Life begins at 60. This is true for many public sector employees and bureaucrats who joined the corporate sector after retirement and are earning more than three to four times of what they did in their last-held government posts.
And they swap their trademark white ambassadors for
fancy sedans or luxury cars.
When RS Sharma retired as the chairman of India's largest public sector company, ONGC two years back, when his annual salary package was about Rs. 60 lakh. After a short cooling-off period, he joined as the Southwest Asia head of Lloyd's Register, a global business insurance company, and now earns more than Rs. 2 crore a year. That's a three-fold rise.
Sharma said he was flooded with offers from the likes of Reliance, Essar and the Hindujuas after retirement. "But I wanted to give myself a year of cooling off before I started again."
Sharma is not alone. In the past five years, people like him jumping ship from the public sector to lucrative offers is on the rise. Some do it even before the official age of retirement. In fact, that is the emerging trend (See graphic)
"Private sector acknowledges leadership and competence and so the offers vary anywhere between Rs. 1 crore and 4 crore per annum and some even more," said a top corporate executive.
"Earlier bureaucrats use to look at joining the private sector only after they retired but there are many now at a senior level who are ready to take risks and leave the power and charms offered by civil services," said the HR head of a leading corporate house.
"The domain experience, talent, corporate governance, you name it and they bring along," said Adi Malia, group president, HR at the Essar Group, which employs half-a-dozen former public sector or government leaders.

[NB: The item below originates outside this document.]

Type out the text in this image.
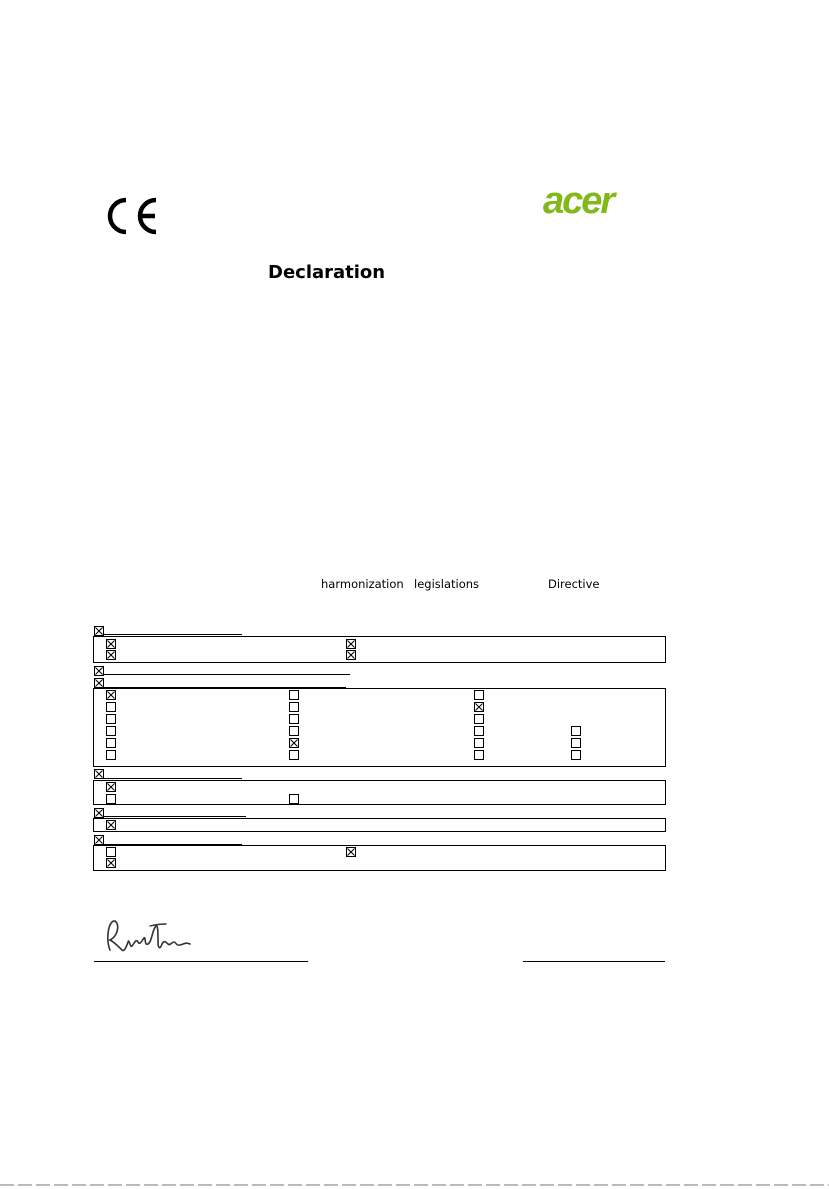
acer
Declaration
harmonization legislations	Directive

Among the early jumpers are Prabh Das who left as joint secretary (refineries) in the petroleum ministry to join steel czar LN Mittal's energy business as MD of HPCL-Mittal Energy Ltd. Das is the man who steered the Rs. 20,000-crore plus Bathinda refinery project in Punjab.
There are risks involved in leaving the government, particularly in foregoing some pension and medical benefits, but the money is a big lure.
Rajiv Talwar 58, executive director at realty major DLF resigned from the government in 2006 when he was the additional director-general in the ministry of tourism to join DLF.
"There is a huge pool of talent inside and even if 10% of this moves out to the private sector, there will still be a lot of talent left to serve the government…but the shift should be when you are happy with the system and not otherwise," Talwar told HT.
IAS officer Ashok Kumar Khurana left as additional secretary in the power ministry to join the Jai Prakash Group's JPSK Sports Ltd's as vice-chairman to steer its Formula 1 track project in Greater Noida and is now director-general of industry lobby group Associated Power Producers association.
"It's not always the money. Some do it for personal reasons to avoid frequent transfers to remote places," Khurana told HT.
The list of hoppers includes NTPC's human resources head KK Sinha who joined Reliance ADAG, former MRPL finance director Lali Gupta who is now MD at Essar Oil and SAIL's Malay Mukerjee who is part of L.N. Mittal's steel empire.
The list gets longer as levels below the CXO are considered. But the trend is clear. Sarkari leadership is no longer the be-all and end-all.